Dal 2015 partirà in Campania il fascicolo sanitario elettronico

Sanità pubblica | Redazione DottNet | 15/12/2014 15:58

Entro il 2015 tutti i cittadini italiani dovranno poter avere accesso al proprio fascicolo sanitario elettronico. E' uno strumento che permette di ricevere su pc, smartphone o tablet referti di esami, ricette, impegnative del medico e di poter effettuare prenotazioni e pagamenti.

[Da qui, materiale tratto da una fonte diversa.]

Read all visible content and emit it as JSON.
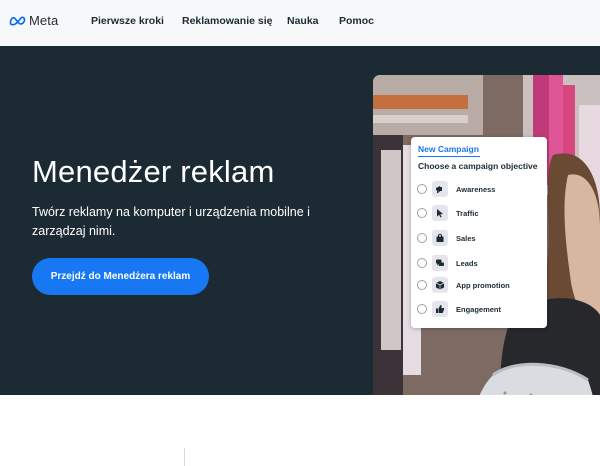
{
  "brand": {
    "name": "Meta",
    "logo_icon": "meta-infinity-icon",
    "color": "#0866ff"
  },
  "nav": {
    "items": [
      {
        "label": "Pierwsze kroki"
      },
      {
        "label": "Reklamowanie się"
      },
      {
        "label": "Nauka"
      },
      {
        "label": "Pomoc"
      }
    ]
  },
  "hero": {
    "title": "Menedżer reklam",
    "subtitle": "Twórz reklamy na komputer i urządzenia mobilne i zarządzaj nimi.",
    "cta_label": "Przejdź do Menedżera reklam",
    "background": "#1c2b33",
    "cta_color": "#1877f2"
  },
  "campaign_card": {
    "tab_label": "New Campaign",
    "heading": "Choose a campaign objective",
    "objectives": [
      {
        "label": "Awareness",
        "icon": "megaphone-icon"
      },
      {
        "label": "Traffic",
        "icon": "cursor-icon"
      },
      {
        "label": "Sales",
        "icon": "shopping-bag-icon"
      },
      {
        "label": "Leads",
        "icon": "chat-bubbles-icon"
      },
      {
        "label": "App promotion",
        "icon": "cube-icon"
      },
      {
        "label": "Engagement",
        "icon": "thumbs-up-icon"
      }
    ]
  }
}
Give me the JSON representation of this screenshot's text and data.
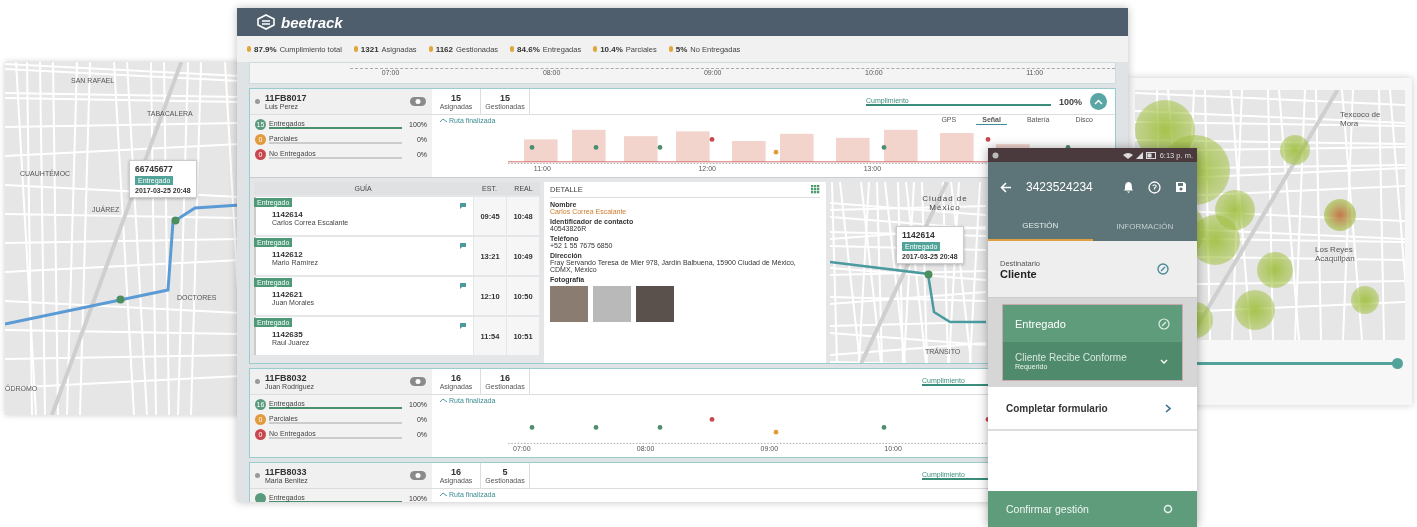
{
  "left_map": {
    "area_labels": [
      "SAN RAFAEL",
      "TABACALERA",
      "CUAUHTÉMOC",
      "JUÁREZ",
      "DOCTORES",
      "ÓDROMO"
    ],
    "popup": {
      "id": "66745677",
      "status": "Entregado",
      "date": "2017-03-25 20:48"
    }
  },
  "heatmap": {
    "labels": [
      "Texcoco de Mora",
      "Los Reyes Acaquilpan"
    ],
    "slider": {
      "level": 1
    }
  },
  "dashboard": {
    "brand": "beetrack",
    "stats": [
      {
        "value": "87.9%",
        "label": "Cumplimiento total"
      },
      {
        "value": "1321",
        "label": "Asignadas"
      },
      {
        "value": "1162",
        "label": "Gestionadas"
      },
      {
        "value": "84.6%",
        "label": "Entregadas"
      },
      {
        "value": "10.4%",
        "label": "Parciales"
      },
      {
        "value": "5%",
        "label": "No Entregadas"
      }
    ],
    "top_axis": [
      "07:00",
      "08:00",
      "09:00",
      "10:00",
      "11:00"
    ],
    "routes": [
      {
        "id": "11FB8017",
        "driver": "Luis Perez",
        "assigned": "15",
        "assigned_label": "Asignadas",
        "managed": "15",
        "managed_label": "Gestionadas",
        "compliance": {
          "label": "Cumplimiento",
          "level": 1,
          "reading": "100%"
        },
        "expanded": true,
        "legend": [
          {
            "count": "15",
            "label": "Entregados",
            "level": 1,
            "reading": "100%",
            "color": "#5a9a7e"
          },
          {
            "count": "0",
            "label": "Parciales",
            "level": 0,
            "reading": "0%",
            "color": "#e39a3a"
          },
          {
            "count": "0",
            "label": "No Entregados",
            "level": 0,
            "reading": "0%",
            "color": "#c9484f"
          }
        ],
        "route_status": "Ruta finalizada",
        "filters": [
          {
            "label": "GPS",
            "selected": false
          },
          {
            "label": "Señal",
            "selected": true
          },
          {
            "label": "Batería",
            "selected": false
          },
          {
            "label": "Disco",
            "selected": false
          }
        ],
        "axis": [
          "11:00",
          "12:00",
          "13:00"
        ],
        "guides": {
          "headers": [
            "GUÍA",
            "EST.",
            "REAL"
          ],
          "rows": [
            {
              "status": "Entregado",
              "id": "1142614",
              "name": "Carlos Correa Escalante",
              "est": "09:45",
              "real": "10:48"
            },
            {
              "status": "Entregado",
              "id": "1142612",
              "name": "Mario Ramírez",
              "est": "13:21",
              "real": "10:49"
            },
            {
              "status": "Entregado",
              "id": "1142621",
              "name": "Juan Morales",
              "est": "12:10",
              "real": "10:50"
            },
            {
              "status": "Entregado",
              "id": "1142635",
              "name": "Raul Juarez",
              "est": "11:54",
              "real": "10:51"
            }
          ]
        },
        "detail": {
          "title": "DETALLE",
          "fields": [
            {
              "label": "Nombre",
              "value": "Carlos Correa Escalante",
              "kind": "highlight"
            },
            {
              "label": "Identificador de contacto",
              "value": "40543826R",
              "kind": "plain"
            },
            {
              "label": "Teléfono",
              "value": "+52 1 55 7675 6850",
              "kind": "plain"
            },
            {
              "label": "Dirección",
              "value": "Fray Servando Teresa de Mier 978, Jardín Balbuena, 15900 Ciudad de México, CDMX, México",
              "kind": "plain"
            }
          ],
          "photos_label": "Fotografía"
        },
        "map": {
          "city": "Ciudad de México",
          "area": "TRÁNSITO",
          "popup": {
            "id": "1142614",
            "status": "Entregado",
            "date": "2017-03-25 20:48"
          }
        }
      },
      {
        "id": "11FB8032",
        "driver": "Juan Rodriguez",
        "assigned": "16",
        "assigned_label": "Asignadas",
        "managed": "16",
        "managed_label": "Gestionadas",
        "compliance": {
          "label": "Cumplimiento",
          "level": 1
        },
        "legend": [
          {
            "count": "16",
            "label": "Entregados",
            "level": 1,
            "reading": "100%",
            "color": "#5a9a7e"
          },
          {
            "count": "0",
            "label": "Parciales",
            "level": 0,
            "reading": "0%",
            "color": "#e39a3a"
          },
          {
            "count": "0",
            "label": "No Entregados",
            "level": 0,
            "reading": "0%",
            "color": "#c9484f"
          }
        ],
        "route_status": "Ruta finalizada",
        "axis": [
          "07:00",
          "08:00",
          "09:00",
          "10:00"
        ]
      },
      {
        "id": "11FB8033",
        "driver": "Maria Benitez",
        "assigned": "16",
        "assigned_label": "Asignadas",
        "managed": "5",
        "managed_label": "Gestionadas",
        "compliance": {
          "label": "Cumplimiento",
          "level": 1
        },
        "legend": [
          {
            "label": "Entregados",
            "level": 1,
            "reading": "100%",
            "color": "#5a9a7e"
          }
        ],
        "route_status": "Ruta finalizada"
      }
    ]
  },
  "phone": {
    "time": "6:13 p. m.",
    "title": "3423524234",
    "tabs": [
      {
        "label": "GESTIÓN",
        "selected": true
      },
      {
        "label": "INFORMACIÓN",
        "selected": false
      }
    ],
    "recipient": {
      "label": "Destinatario",
      "value": "Cliente"
    },
    "status": {
      "label": "Entregado",
      "sub": "Cliente Recibe Conforme",
      "hint": "Requerido"
    },
    "form_link": "Completar formulario",
    "confirm": "Confirmar gestión"
  }
}
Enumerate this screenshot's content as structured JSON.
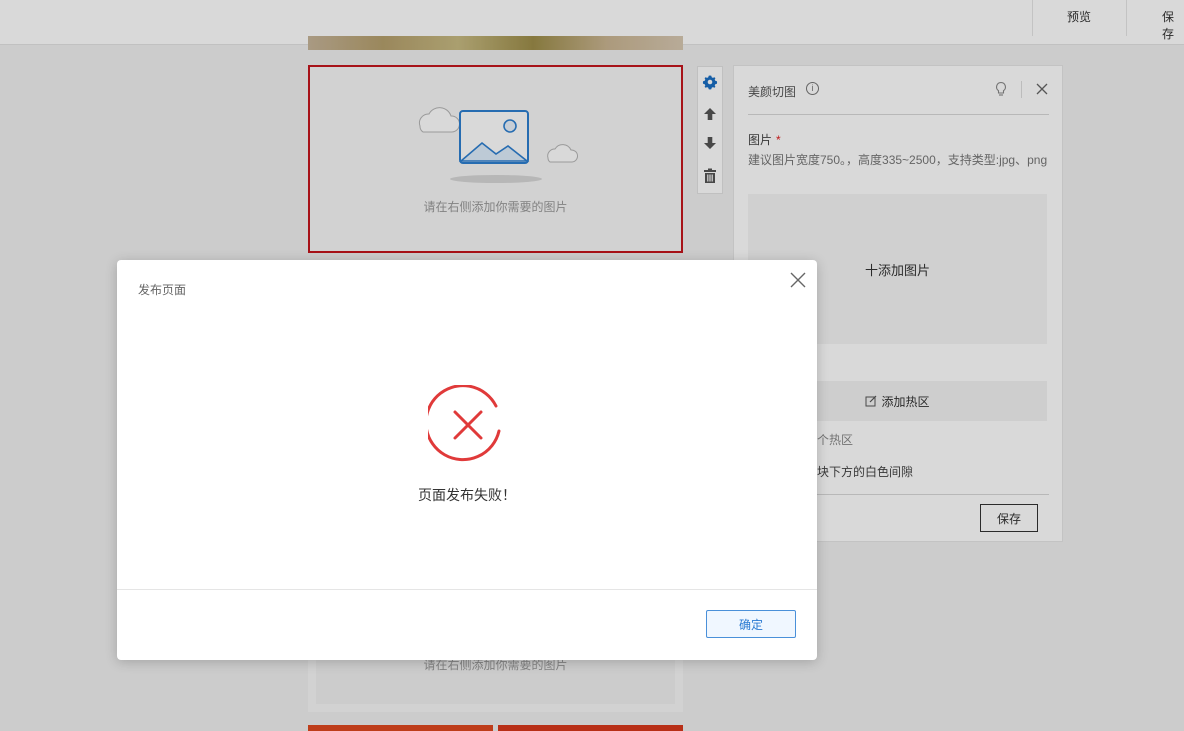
{
  "topbar": {
    "preview_label": "预览",
    "save_label": "保存"
  },
  "canvas": {
    "selected_placeholder": "请在右侧添加你需要的图片",
    "lower_placeholder": "请在右侧添加你需要的图片"
  },
  "tools": {
    "settings": "gear-icon",
    "move_up": "arrow-up-icon",
    "move_down": "arrow-down-icon",
    "delete": "trash-icon"
  },
  "panel": {
    "title": "美颜切图",
    "image_label": "图片",
    "required_mark": "*",
    "hint": "建议图片宽度750。，高度335~2500，支持类型:jpg、png",
    "upload_label": "十添加图片",
    "hotzone_label": "添加热区",
    "hotzone_count": "个热区",
    "gap_label": "块下方的白色间隙",
    "save_label": "保存"
  },
  "modal": {
    "title": "发布页面",
    "message": "页面发布失败！",
    "ok_label": "确定"
  },
  "colors": {
    "selected_border": "#c5161d",
    "error": "#e03a3a",
    "primary": "#2a7ad2",
    "tool_icon": "#1a6fc4"
  }
}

In questo modo si punta a ridurre sia i tempi per ottenere la propria anamnesi clinica e a migliorare anche l'efficienza delle prestazioni sanitarie perché sarà più semplice per paziente e medico capire di cosa si ha bisogno. In Campania, come ha spiegato Giovanni Severino, presidente della sezione Sanità dell'Unione degli Industriali di Napoli, è già partita la sperimentazione del fascicolo elettronico che ''consentirà di dematerializzare le informazioni medico-sanitarie dei cittadini''. ''Ci sono dei prototipi che stanno funzionando - ha affermato - su richiesta della Regione Campania''. Terminata la fase sperimentale, ''il fascicolo sarà operativo in tutte le realtà sanitarie, pubbliche e private''. In fase sperimentale, il fascicolo elettronico è già attivo nella clinica Pineta Grande e pazienti e medici, come ha sottolineato Vincenzo Schiavone, presidente del settore Sanità di Confindustria Campania, ''possono accedervi via web''.

 

Fanno parte della cartella clinica 'virtuale' anche radiografie, tracciati di esami e tutto ciò che riguarda un paziente. ''Ognuno è dotato di un codice personalizzato - ha affermato Schiavone - attraverso il quale si può venire in possesso, via web, dei dati delle proprie analisi''. Per Ambrogio Prezioso, presidente dell'Unione degli industriali di Napoli, il fascicolo elettronico ''significa accesso più facile ai servizi sanitari, riduzione delle liste di attesa, possibilità di effettuare attraverso un tablet o uno smartphone una prenotazione o un pagamento on line''. ''Vuole anche dire - ha concluso - spazi che si aprono per una crescita dell'industria elettronica, con la possibilità per tanti giovani di partecipare, spesso da protagonisti, a una serie di attività che richiedono profili innovativi e di qualificazione media elevata''.